Last year I wrote in some length about Chinese interest in olive oil in Greece, Spain and Australia (‘China hits the grove‘).

China to Australia: we’ll rather have our olive oil without the phthalates, thank you very much

ABC Rural reports fear among Australian olive oil exporters of not being able to get their merchandise through Chinese customs unless it tests free of plasticisers, for example one called DEHP (di(2-ethylhexyl) phthalate 邻苯二甲酸二(2-乙基)己酯).

It’s not particularly clear if a new regulation, a decision to enforce an old one, or anything specific at all motivates the fear and the ABC story. The Chinese have been testing imported goods for phthalates for more than a year: in March 2013, for example, a consignment of Greek olive oil with too much DEHP was rejected in Nanjing, and French wine and spirits were hit around the some time. That particular round of foreign-targeted inspections followed, characteristically enough, reports that high levels of the toxic substance were present in local top-brand baijiu Maotai. The distiller said the reports were false, and that neither the authorities cared nor the company was able to check as they didn’t have the equipment. An industry association apparently does have it: they checked, and reported that all booze in China has some plasticiser, the higher-end, the more of it.

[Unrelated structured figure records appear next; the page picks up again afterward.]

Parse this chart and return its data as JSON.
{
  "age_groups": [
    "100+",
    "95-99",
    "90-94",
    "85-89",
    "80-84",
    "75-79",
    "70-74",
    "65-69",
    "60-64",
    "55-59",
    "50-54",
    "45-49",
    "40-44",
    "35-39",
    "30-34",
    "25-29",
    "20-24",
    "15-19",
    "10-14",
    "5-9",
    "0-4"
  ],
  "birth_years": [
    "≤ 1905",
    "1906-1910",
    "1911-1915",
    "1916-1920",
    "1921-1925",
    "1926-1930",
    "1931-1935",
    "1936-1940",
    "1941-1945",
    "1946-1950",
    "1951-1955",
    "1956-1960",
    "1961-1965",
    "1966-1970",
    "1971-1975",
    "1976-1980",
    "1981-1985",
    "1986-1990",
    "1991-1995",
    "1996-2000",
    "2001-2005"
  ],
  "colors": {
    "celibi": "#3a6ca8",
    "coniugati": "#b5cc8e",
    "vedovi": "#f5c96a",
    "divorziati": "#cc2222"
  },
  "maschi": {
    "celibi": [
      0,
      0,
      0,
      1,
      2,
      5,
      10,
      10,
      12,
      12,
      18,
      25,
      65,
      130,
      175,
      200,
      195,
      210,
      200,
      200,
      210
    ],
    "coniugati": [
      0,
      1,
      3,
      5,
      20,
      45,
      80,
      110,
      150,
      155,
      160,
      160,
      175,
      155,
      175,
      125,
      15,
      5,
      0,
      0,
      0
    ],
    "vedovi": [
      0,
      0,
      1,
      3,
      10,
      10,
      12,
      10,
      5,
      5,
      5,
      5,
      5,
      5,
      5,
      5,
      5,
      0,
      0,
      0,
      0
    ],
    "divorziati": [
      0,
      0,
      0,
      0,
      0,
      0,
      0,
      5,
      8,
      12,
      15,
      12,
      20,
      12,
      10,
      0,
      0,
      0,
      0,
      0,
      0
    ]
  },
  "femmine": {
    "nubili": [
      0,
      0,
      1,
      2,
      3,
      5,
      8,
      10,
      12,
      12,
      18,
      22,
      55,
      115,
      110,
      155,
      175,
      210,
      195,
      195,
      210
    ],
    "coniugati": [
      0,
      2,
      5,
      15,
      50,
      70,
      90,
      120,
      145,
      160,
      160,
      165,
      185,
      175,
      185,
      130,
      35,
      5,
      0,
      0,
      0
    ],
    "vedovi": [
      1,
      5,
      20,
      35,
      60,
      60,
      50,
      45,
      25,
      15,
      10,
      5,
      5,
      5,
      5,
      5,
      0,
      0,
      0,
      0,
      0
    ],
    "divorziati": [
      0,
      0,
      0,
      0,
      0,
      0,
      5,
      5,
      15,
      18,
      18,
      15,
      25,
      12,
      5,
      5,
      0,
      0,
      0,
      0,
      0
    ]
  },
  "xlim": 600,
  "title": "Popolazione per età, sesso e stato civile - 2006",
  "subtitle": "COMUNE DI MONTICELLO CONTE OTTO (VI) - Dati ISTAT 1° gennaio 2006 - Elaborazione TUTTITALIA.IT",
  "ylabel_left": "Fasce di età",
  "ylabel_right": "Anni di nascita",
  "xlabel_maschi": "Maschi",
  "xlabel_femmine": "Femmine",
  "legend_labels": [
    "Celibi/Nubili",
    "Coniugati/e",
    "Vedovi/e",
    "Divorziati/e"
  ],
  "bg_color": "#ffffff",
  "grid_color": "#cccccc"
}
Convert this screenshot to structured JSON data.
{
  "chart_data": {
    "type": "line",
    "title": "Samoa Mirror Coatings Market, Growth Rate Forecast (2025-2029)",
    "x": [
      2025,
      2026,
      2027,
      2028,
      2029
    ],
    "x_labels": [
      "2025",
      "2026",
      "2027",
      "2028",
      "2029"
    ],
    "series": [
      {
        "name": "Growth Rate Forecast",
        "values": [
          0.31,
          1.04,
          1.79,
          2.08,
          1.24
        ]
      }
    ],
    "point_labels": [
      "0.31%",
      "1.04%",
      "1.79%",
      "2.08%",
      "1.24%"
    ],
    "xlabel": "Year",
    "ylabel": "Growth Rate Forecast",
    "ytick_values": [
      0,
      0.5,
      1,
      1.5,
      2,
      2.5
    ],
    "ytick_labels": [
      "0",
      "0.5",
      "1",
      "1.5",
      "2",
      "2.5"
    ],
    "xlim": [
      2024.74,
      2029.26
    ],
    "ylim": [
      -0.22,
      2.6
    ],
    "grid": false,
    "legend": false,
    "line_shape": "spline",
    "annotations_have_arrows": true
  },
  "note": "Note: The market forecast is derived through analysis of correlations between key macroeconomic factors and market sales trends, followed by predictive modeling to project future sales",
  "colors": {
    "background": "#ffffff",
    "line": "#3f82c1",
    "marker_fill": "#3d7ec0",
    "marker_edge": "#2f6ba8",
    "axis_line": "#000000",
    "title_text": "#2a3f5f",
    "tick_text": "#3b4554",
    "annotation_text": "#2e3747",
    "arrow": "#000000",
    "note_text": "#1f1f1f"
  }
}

If stricter tests are actually being applied to Australian olive oil, some of the affected might actually be Chinese: around one sixth of Australian olive-growing land by my calculations are in Chinese hands, and the WSJ quotes industry sources as attributing 10% of current production to “Chinese and Asian investors”. Some time ago I discussed (‘China hits the grove‘) Chinese interest in olive groves and processing plants, not just in Australia but also in Greece (where in particular Chongqing Grain 重庆粮食集团 bought a plant, possibly but unconfirmedly Nutria) and Spain (where e.g. Xilu Kangyuan owns plantations; another deal said to involve HNA 海航 apparently didn’t materialise).